When he describes himself as nothing, as someone whose death would cause no loss, create no absence, leave no trace behind, it draws attention to the simple problem, who is Flamer Spry?
He must, undoubtedly have had parents - but who are they and where are they ?
And whilst there must have been Grandparents, are there any other relatives – such as brothers and sisters , aunts and uncles – or even cousins ?
Is 'Flamer' Spry really alone in the world ?
Is no-one outside of Astral who has any interest in what might be his fate ?
It should be remembered that Frank Hampson began Dan Dare with detailed biographies of its principal characters.
However, there does not seem to have been anything similar prepared in respect of 'Flamer' Spry.
It has been suggested that perhaps Dan knew the Spry parents, and Flamer when he was very young, and that he has taken an avuncular stance in relation to him.
It has also been suggested that perhaps the Spry parents died when Flamer was young.
Regardless, we are left with the question of why Earth’s Chief Pilot of Space-fleet spends so much of his time with a thirteen year old boy - because that really is the problem.
And one must also consider that when Dan gets some leave, he takes 'Flamer' on holiday with him to the South of Venus (while Peabody and O'Mally holiday separately in Mekonta).
There are, of course, two other characters appearing in boy's comics - 'Batman' and 'Robin' - in reality Bruce Wayne and Dick Grayson.
The 'Dynamic Duo' may well be presented as portraying an idealised homoerotic life-style, the adult male and his under-age boy spending all their time living in a house with no female element.

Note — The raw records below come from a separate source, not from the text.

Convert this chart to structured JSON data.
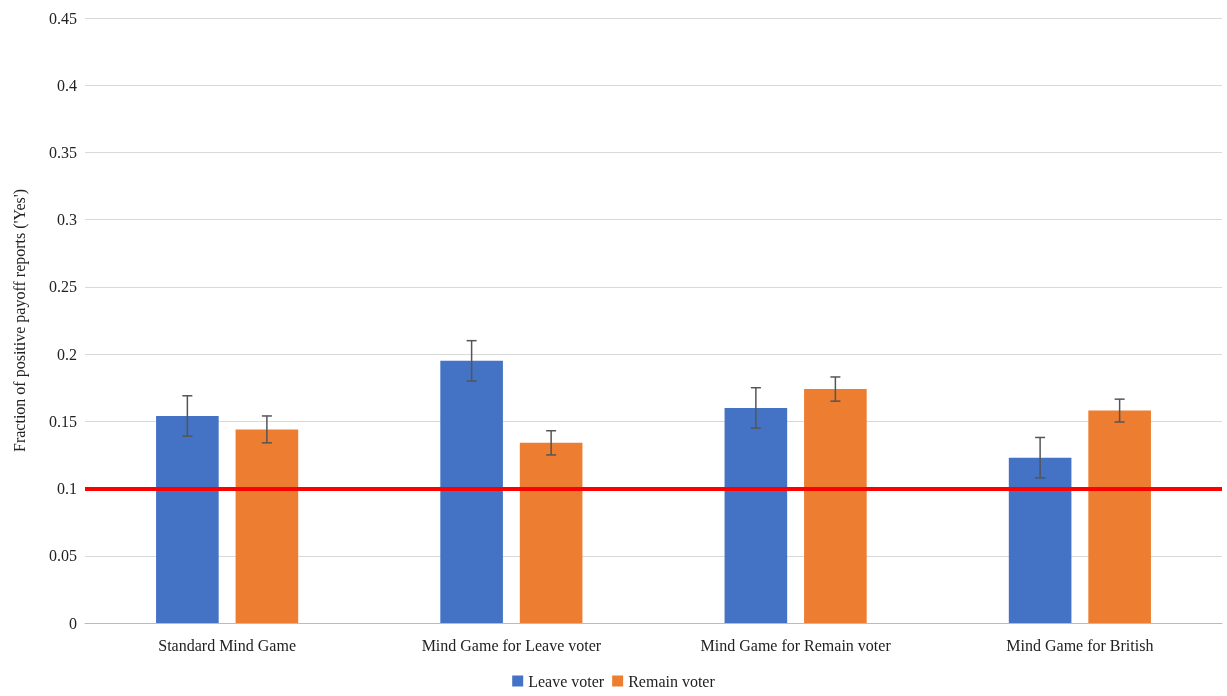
{
  "chart_data": {
    "type": "bar",
    "ylabel": "Fraction of positive payoff reports ('Yes')",
    "categories": [
      "Standard Mind Game",
      "Mind Game for Leave voter",
      "Mind Game for Remain voter",
      "Mind Game for British"
    ],
    "series": [
      {
        "name": "Leave voter",
        "color": "#4472c4",
        "values": [
          0.154,
          0.195,
          0.16,
          0.123
        ],
        "errors": [
          0.015,
          0.015,
          0.015,
          0.015
        ]
      },
      {
        "name": "Remain voter",
        "color": "#ed7d31",
        "values": [
          0.144,
          0.134,
          0.174,
          0.158
        ],
        "errors": [
          0.01,
          0.009,
          0.009,
          0.0085
        ]
      }
    ],
    "ylim": [
      0,
      0.45
    ],
    "yticks": [
      0,
      0.05,
      0.1,
      0.15,
      0.2,
      0.25,
      0.3,
      0.35,
      0.4,
      0.45
    ],
    "grid": "y",
    "legend": "bottom",
    "ref_lines": [
      {
        "axis": "y",
        "value": 0.1,
        "color": "#ff0000",
        "line_style": "solid"
      }
    ]
  }
}
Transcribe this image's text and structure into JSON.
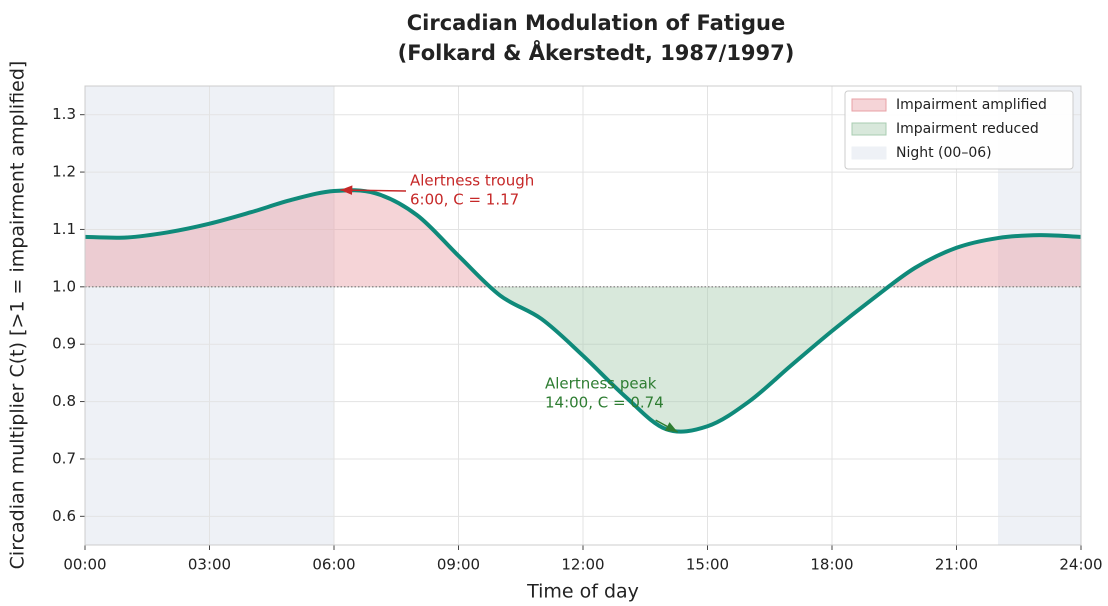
{
  "chart_data": {
    "type": "line",
    "title": [
      "Circadian Modulation of Fatigue",
      "(Folkard & Åkerstedt, 1987/1997)"
    ],
    "xlabel": "Time of day",
    "ylabel": "Circadian multiplier C(t)  [>1 = impairment amplified]",
    "x": [
      0,
      1,
      2,
      3,
      4,
      5,
      6,
      7,
      8,
      9,
      10,
      11,
      12,
      13,
      14,
      15,
      16,
      17,
      18,
      19,
      20,
      21,
      22,
      23,
      24
    ],
    "series": [
      {
        "name": "C(t)",
        "color": "#0f8a7a",
        "values": [
          1.087,
          1.086,
          1.095,
          1.11,
          1.13,
          1.152,
          1.167,
          1.163,
          1.125,
          1.054,
          0.985,
          0.944,
          0.88,
          0.81,
          0.752,
          0.757,
          0.8,
          0.862,
          0.923,
          0.98,
          1.033,
          1.068,
          1.085,
          1.09,
          1.087
        ]
      }
    ],
    "reference": 1,
    "fills": [
      {
        "name": "Impairment amplified",
        "color": "#e8a0a6",
        "side": "above"
      },
      {
        "name": "Impairment reduced",
        "color": "#a8cdb0",
        "side": "below"
      }
    ],
    "bands": {
      "name": "Night (00–06)",
      "color": "#eef1f6",
      "ranges": [
        [
          0,
          6
        ],
        [
          22,
          24
        ]
      ]
    },
    "annotations": [
      {
        "text": [
          "Alertness trough",
          "6:00, C = 1.17"
        ],
        "x": 6.2,
        "y": 1.167,
        "color": "#c62828"
      },
      {
        "text": [
          "Alertness peak",
          "14:00, C = 0.74"
        ],
        "x": 14.33,
        "y": 0.745,
        "color": "#2e7d32"
      }
    ],
    "xlim": [
      0,
      24
    ],
    "xticks": [
      {
        "value": 0,
        "label": "00:00"
      },
      {
        "value": 3,
        "label": "03:00"
      },
      {
        "value": 6,
        "label": "06:00"
      },
      {
        "value": 9,
        "label": "09:00"
      },
      {
        "value": 12,
        "label": "12:00"
      },
      {
        "value": 15,
        "label": "15:00"
      },
      {
        "value": 18,
        "label": "18:00"
      },
      {
        "value": 21,
        "label": "21:00"
      },
      {
        "value": 24,
        "label": "24:00"
      }
    ],
    "ylim": [
      0.55,
      1.35
    ],
    "yticks": [
      0.6,
      0.7,
      0.8,
      0.9,
      {
        "value": 1,
        "label": "1.0"
      },
      1.1,
      1.2,
      1.3
    ],
    "grid": true,
    "legend": "upper right"
  }
}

In a similar manner, we have a relationship between a tall, handsome male bachelor (Dan) who has demonstrated a lack of interest in any female company (even Professor Peabody).
He already spends almost all his time with a devoted older male, (like Batman), who has apparently abandoned his wife and children to serve him.
And in the Eagle, beginning with 'Prisoners of Space', this ‘confirmed bachelor’ suddenly starts taking around with him a thirteen year old boy.
Unfortunately, there’s no definite answer, or a definitive conclusion to this.
One has to consider, of course, whether any conscious homoerotic undertones were intended.
But with all those slim, gym-toned and muscled Phants running around, one can't help but wonder.